Production Recommendations

The cassandra.yaml and jvm.options files have a number of notes and recommendations for production usage. This page expands on some of this information.

Tokens

Using more than one token-range per node (referred to as vnodes) allows for flexible expansion and more streaming peers when bootstrapping new nodes into the cluster. Limiting the negative impact of streaming (I/O and CPU overhead) enables incremental cluster expansion.

As a tradeoff, more tokens will lead to sharing data with more peers, resulting in decreased availability. To learn more, Cassandra Availability in Virtual Nodes, Joseph Lynch and Josh Snyder is recommended reading.

The number of tokens can be changed using the following setting:

num_tokens: 16

Here are the most common token counts with a brief explanation of when and why you would use each one.

Token Count Description

1

Maximum availablility, maximum cluster size, fewest peers, but inflexible expansion. Must always double size of cluster to expand and remain balanced.

4

A healthy mix of elasticity and availability. Recommended for clusters which will eventually reach over 30 nodes. Requires adding approximately 20% more nodes to remain balanced. Shrinking a cluster may result in cluster imbalance.

16

Best for heavily elastic clusters which expand and shrink regularly, but may have issues availability with larger clusters. Not recommended for clusters over 50 nodes.

In addition to setting the token count, it’s extremely important that allocate_tokens_for_local_replication_factor be set as well to an appropriate number of replicates, to ensure even token allocation.

Read Ahead

Read ahead is an operating system feature that attempts to keep as much data loaded in the page cache as possible. The goal is to decrease latency by using additional throughput on reads where the latency penalty is high due to seek times on spinning disks. By leveraging read ahead, the OS can pull additional data into memory without the cost of additional seeks. This works well when the available RAM is greater than the size of the hot dataset, but can be problematic when the hot dataset is much larger than available RAM. The benefit of read ahead decreases as the size of your hot dataset gets bigger in proportion to available memory.

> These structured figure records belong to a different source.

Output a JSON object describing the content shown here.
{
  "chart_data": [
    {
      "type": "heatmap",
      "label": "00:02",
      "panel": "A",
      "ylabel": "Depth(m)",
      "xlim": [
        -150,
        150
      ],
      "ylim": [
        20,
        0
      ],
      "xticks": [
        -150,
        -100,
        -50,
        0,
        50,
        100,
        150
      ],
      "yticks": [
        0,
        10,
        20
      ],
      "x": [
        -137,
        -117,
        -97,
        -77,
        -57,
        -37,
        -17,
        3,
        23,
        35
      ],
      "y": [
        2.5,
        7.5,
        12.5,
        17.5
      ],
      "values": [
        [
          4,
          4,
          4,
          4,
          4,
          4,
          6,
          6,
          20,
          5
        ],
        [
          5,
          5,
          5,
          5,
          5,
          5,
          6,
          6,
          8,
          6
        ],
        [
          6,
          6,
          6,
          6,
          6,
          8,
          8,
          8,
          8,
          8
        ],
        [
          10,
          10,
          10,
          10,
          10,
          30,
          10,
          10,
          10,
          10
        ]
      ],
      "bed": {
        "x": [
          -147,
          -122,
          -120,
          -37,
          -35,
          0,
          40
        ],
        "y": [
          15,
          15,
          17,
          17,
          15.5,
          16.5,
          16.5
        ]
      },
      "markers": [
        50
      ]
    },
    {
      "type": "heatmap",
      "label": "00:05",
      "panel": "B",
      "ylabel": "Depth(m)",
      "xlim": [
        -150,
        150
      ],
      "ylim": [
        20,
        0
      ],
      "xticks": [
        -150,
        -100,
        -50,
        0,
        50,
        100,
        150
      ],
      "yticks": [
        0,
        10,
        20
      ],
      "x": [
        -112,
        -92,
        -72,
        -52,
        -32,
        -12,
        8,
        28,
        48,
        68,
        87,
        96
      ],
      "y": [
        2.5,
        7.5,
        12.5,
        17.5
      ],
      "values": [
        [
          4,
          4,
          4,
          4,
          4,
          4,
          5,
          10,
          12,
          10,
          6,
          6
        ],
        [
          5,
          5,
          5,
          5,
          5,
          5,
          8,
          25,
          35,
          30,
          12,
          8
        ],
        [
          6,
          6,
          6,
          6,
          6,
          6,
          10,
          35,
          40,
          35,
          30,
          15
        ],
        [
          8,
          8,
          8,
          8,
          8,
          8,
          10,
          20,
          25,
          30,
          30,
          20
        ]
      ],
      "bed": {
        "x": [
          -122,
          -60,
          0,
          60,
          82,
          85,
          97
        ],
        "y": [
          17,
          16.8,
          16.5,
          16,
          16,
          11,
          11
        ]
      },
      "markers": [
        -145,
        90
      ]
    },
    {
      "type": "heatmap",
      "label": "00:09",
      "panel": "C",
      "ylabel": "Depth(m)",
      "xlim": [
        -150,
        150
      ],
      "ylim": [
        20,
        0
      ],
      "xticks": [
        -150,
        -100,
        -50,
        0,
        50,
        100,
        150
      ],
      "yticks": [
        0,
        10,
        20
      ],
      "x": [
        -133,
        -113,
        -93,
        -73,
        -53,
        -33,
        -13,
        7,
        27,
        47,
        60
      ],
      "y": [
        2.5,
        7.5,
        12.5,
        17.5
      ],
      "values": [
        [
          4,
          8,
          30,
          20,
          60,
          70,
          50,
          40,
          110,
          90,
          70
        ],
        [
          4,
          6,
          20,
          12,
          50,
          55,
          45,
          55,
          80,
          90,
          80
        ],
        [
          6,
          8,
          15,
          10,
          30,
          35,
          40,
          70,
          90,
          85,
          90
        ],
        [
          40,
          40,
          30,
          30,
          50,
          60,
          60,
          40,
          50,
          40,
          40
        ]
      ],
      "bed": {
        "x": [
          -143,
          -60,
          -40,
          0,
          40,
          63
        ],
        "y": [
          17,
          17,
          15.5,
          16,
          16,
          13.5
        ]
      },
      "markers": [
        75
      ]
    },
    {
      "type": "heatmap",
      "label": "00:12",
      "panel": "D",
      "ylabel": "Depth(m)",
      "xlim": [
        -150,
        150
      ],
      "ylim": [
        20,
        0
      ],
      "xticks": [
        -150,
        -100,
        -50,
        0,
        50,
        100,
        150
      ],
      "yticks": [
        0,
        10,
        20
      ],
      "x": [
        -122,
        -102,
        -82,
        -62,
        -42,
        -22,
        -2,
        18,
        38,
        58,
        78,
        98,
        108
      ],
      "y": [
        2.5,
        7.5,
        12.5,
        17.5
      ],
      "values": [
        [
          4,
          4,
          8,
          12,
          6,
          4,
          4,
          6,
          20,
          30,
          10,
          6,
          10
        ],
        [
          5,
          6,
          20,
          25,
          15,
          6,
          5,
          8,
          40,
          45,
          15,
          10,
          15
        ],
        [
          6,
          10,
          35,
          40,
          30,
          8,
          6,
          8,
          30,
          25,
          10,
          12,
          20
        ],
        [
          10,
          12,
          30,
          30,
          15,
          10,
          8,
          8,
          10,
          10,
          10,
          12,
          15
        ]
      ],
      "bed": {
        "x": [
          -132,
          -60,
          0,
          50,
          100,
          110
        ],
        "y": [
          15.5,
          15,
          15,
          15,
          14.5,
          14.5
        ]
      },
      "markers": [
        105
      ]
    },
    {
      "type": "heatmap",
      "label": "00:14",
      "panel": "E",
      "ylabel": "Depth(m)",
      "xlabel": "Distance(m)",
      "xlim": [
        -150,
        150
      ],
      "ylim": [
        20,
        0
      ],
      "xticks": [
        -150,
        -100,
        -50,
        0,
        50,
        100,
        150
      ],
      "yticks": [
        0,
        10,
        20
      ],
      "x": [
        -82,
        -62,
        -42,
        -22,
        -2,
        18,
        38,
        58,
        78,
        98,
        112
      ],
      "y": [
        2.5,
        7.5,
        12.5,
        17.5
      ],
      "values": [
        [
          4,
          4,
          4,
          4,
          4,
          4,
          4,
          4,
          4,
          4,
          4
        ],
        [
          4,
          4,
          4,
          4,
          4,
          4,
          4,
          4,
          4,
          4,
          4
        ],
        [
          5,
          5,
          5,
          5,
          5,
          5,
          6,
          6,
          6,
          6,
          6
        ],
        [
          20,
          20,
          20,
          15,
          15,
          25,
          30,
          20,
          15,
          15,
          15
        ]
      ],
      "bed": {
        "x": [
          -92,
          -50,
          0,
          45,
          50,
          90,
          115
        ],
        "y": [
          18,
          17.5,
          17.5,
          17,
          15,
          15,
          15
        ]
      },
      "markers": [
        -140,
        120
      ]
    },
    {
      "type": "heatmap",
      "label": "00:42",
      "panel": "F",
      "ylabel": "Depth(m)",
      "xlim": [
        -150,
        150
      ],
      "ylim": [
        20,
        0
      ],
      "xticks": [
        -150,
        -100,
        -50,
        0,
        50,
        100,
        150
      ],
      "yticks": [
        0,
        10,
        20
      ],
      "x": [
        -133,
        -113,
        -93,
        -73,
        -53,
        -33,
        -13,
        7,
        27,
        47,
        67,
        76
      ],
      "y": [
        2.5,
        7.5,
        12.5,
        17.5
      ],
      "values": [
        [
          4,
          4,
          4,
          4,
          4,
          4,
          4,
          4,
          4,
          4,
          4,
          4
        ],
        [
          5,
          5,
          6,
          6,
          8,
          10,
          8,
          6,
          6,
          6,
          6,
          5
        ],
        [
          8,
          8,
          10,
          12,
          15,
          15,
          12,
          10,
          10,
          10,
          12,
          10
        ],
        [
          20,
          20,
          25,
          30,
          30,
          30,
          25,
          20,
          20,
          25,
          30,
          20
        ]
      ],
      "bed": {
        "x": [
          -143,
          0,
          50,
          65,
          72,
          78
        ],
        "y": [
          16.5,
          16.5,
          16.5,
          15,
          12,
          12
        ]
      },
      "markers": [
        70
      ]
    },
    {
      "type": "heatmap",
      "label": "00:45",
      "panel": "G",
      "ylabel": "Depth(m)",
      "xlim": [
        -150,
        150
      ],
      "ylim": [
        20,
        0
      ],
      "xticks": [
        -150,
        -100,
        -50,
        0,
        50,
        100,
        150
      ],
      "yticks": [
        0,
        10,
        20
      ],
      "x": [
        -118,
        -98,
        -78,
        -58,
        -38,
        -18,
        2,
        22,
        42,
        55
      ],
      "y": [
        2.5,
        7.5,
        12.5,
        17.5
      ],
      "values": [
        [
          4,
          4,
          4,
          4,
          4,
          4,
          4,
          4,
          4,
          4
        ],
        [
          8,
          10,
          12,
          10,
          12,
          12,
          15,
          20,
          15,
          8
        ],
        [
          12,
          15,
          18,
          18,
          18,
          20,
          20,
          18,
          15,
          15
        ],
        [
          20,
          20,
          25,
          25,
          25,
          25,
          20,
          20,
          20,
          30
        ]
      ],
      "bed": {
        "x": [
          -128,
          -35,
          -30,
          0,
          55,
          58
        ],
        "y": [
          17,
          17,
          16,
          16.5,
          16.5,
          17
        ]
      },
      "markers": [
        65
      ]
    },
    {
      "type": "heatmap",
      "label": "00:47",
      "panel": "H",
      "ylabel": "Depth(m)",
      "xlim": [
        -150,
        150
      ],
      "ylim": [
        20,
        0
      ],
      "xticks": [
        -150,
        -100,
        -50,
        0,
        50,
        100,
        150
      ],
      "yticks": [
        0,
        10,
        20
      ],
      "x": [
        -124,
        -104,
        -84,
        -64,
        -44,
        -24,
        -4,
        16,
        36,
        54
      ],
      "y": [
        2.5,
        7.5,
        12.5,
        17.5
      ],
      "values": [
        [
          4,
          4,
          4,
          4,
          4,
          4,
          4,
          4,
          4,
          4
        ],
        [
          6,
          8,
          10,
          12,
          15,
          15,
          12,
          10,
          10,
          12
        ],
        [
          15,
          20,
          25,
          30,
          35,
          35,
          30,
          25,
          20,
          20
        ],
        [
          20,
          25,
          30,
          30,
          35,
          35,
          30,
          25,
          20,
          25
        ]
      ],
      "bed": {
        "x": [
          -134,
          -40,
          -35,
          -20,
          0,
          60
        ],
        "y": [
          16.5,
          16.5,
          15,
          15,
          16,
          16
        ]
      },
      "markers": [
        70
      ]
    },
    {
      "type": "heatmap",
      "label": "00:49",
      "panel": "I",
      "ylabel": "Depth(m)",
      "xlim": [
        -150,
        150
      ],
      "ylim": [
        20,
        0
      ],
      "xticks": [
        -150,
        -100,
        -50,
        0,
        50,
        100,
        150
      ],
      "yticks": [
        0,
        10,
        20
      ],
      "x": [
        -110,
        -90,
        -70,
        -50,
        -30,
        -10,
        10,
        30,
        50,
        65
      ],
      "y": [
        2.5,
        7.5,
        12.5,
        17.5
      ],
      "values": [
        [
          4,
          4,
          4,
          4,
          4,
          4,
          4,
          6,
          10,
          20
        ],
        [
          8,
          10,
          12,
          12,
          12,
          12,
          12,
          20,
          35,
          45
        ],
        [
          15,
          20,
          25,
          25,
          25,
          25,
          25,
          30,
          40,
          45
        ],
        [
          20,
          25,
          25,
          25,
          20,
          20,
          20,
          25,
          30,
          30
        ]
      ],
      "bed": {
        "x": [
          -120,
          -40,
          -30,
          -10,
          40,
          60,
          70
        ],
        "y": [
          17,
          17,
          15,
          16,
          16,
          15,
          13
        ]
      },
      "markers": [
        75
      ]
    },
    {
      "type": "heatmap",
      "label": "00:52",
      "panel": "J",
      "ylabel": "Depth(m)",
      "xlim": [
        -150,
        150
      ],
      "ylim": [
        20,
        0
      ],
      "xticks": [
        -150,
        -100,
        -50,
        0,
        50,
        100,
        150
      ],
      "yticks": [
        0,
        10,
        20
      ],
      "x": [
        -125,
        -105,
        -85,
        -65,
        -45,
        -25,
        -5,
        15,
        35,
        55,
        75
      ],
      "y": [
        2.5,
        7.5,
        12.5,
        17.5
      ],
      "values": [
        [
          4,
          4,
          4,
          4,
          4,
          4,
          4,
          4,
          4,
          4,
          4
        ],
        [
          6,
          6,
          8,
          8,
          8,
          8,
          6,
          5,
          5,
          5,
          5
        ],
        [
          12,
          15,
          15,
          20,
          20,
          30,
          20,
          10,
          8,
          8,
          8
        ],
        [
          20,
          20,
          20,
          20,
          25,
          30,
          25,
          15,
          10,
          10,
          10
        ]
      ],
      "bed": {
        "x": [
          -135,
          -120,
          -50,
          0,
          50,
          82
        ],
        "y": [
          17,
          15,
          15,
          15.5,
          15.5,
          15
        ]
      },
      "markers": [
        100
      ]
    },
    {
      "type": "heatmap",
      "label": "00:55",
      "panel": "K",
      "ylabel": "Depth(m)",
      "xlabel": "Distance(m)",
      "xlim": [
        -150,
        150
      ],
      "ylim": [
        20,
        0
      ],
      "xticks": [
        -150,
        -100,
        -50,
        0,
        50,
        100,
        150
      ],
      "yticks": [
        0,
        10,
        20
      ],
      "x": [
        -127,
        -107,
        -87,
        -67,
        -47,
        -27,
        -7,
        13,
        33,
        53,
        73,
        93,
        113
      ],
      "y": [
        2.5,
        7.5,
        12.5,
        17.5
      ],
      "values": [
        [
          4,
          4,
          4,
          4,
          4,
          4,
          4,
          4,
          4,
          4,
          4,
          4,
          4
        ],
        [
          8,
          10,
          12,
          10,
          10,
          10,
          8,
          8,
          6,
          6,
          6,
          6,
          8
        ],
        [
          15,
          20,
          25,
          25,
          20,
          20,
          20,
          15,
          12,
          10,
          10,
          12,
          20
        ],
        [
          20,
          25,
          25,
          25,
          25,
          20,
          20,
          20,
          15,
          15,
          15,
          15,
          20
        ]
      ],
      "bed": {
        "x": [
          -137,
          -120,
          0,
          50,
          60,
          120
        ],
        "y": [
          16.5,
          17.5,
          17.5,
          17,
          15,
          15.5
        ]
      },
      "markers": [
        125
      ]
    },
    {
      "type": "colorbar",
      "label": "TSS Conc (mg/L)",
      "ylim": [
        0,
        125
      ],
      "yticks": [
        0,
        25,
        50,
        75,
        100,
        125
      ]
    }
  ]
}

With small partitions (usually tables with a single partition key, but not limited to this case) and solid state drives (SSDs), read ahead can increase disk usage without any of the latency benefits, and in some cases can result in up to a 5x latency and throughput performance penalty. Read heavy, key/value tables with small (under 1KB) rows are especially prone to this problem.

The recommended read ahead settings are:

Hardware Initial Recommendation

Spinning Disks

64KB

SSD

4KB

Read ahead can be adjusted on Linux systems by using the blockdev tool.

For example, we can set the read ahead of /dev/sda1\ to 4KB by doing the following:

$ blockdev --setra 8 /dev/sda1

blockdev accepts the number of 512 byte sectors to read ahead. The argument of 8 above is equivilent to 4KB.

Since each system is different, use the above recommendations as a starting point and tuning based on your SLA and throughput requirements. To understand how read ahead impacts disk resource usage, we recommend carefully reading through the Diving Deep, using external tools section.

Compression

Compressed data is stored by compressing fixed size byte buffers and writing the data to disk. The buffer size is determined by the`chunk_length_in_kb` element in the compression map of the schema settings. The default setting is 16KB starting with Cassandra 4.0.

Since the entire compressed buffer must be read off disk, using a compression chunk length that is too large can lead to significant overhead when reading small records. Combined with the default read ahead setting, the result can be massive read amplification for certain workloads.

LZ4Compressor is the default and recommended compression algorithm. There is additional information on compression in The Last Pickle blogpost on compression performance.

Compaction

There are different compaction strategies available for different workloads. We recommend reading about the different strategies to understand which is the best for your environment. Different tables may (and frequently do) use different compaction strategies on the same cluster.

Encryption

It is significantly better to set up peer-to-peer encryption and client server encryption when setting up your production cluster. Setting it up once the cluster is already serving production traffic is challenging to get right. If you plan to use network encryption eventually (in any form), we recommend setting it up now. Changing these configurations down the line is not impossible, but mistakes can result in downtime or data loss.

Ensure Keyspaces are Created with NetworkTopologyStrategy

Production clusters should never use SimpleStrategy. Production keyspaces should use the NetworkTopologyStrategy (NTS). For example:

CREATE KEYSPACE mykeyspace WITH replication =     {
   'class': 'NetworkTopologyStrategy',
   'datacenter1': 3
};

NetworkTopologyStrategy allows Cassandra to take advantage of multiple racks and data centers.

Configure Racks and Snitch

Correctly configuring or changing racks after a cluster has been provisioned is an unsupported process. Migrating from a single rack to multiple racks is also unsupported and can result in data loss. Using GossipingPropertyFileSnitch is the most flexible solution for on premise or mixed cloud environments.Ec2Snitch is reliable for AWS EC2 only environments.